Suburbia is pretty much terrible, but this does not mean that sub-urban has to be. I would say that it is very possible to create great sub-urban habitats. With a higher/eco-balanced population density, more walkability and public space, more localized business and production, sub-urban habitats probably have a better chance at achieving true sustainability by balancing density with "resource space", by utilizing the open space/public space for permaculture, and by overall creating self sufficient decentralized "towns." With solar and wind technology and with a good public transportation infrastructure, we can potentially create a new urban form that is truly sustainable and sub-urban rather than suburban. I don't think that this is possible in cities because the population density far surpasses resource space (without super high tech production systems to supplement that are expensive like vertical aquaponics, etc...).. But with a sub-urban pattern, we could realistically create a very sustainable habitat with already available technology (green houses, solar, wind)

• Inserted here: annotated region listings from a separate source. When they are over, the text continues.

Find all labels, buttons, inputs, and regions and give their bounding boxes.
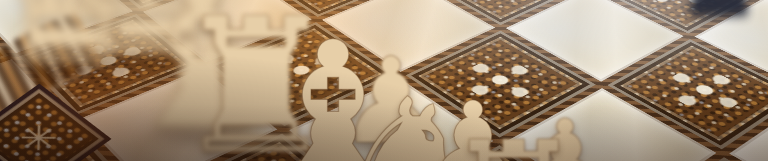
pieces-layer: ♛♚♝♟♜♟♝♞♟♟♜	[0, 0, 768, 161]
chess-photo-banner: ✳ ♛♚♝♟♜♟♝♞♟♟♜	[0, 0, 768, 161]
white-rook-front: ♜	[443, 120, 585, 161]
black-pawn-distant: ♟	[677, 0, 761, 30]
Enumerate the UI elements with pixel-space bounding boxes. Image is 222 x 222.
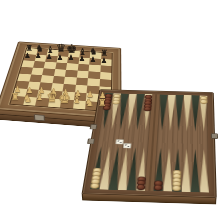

We could build houses out of durable materials like rammed earth and adobe.....etc.....and combine passive strategies with supplemental ones like solar....a solution is completely doable.
jla-x
I'm very much in your corner, on this thread as well as the other threads you've posted because your perspective on things acknowledges our chaotic reality and the opportunity it presents to come up with something better for the future. Though I'm not nearly as confident that wholesale change in suburbia can happen, nor do I think it always wise to endorse self-sufficiency at every instance, I do agree that our focus as architects should orient itself a bit more to where the majority of Americans live, outside the central core of cities. The suburbs need to be fixed, and there is acknowledgement among many suburbanites which I think it presents a chance to make a significant impact to these areas rather than fighting for crumbs at the limited number of traditional urban infill projects. In addition to my day job at the corporate firm, I also been able to design on my own time concepts for small suburban developers who are interested in reviving a number of old distressed suburban properties that they own to find new tenants. The solutions are cost-conscious and low-tech, but it doesn't take much to completely transform a tired strip center, low-rise office, or industrial warehouse to something pretty cool and likewise impact the surrounding context. It's a slow and incremental view on how to improve the suburbs, but I'm not convinced there's much of a native constituency (yet) for wholesale change.
homme_du_jura, I think suburban improvement is really interesting and long-term might be work a lot of architects could do. Maybe start with re-orientation to transit (the transit itself needs to come from community demand and political will), then focus on re-connectivity, some densification, some greening, some architectural/aesthetic improvement...it could be really cool.
homme-du-jura, that sounds interesting.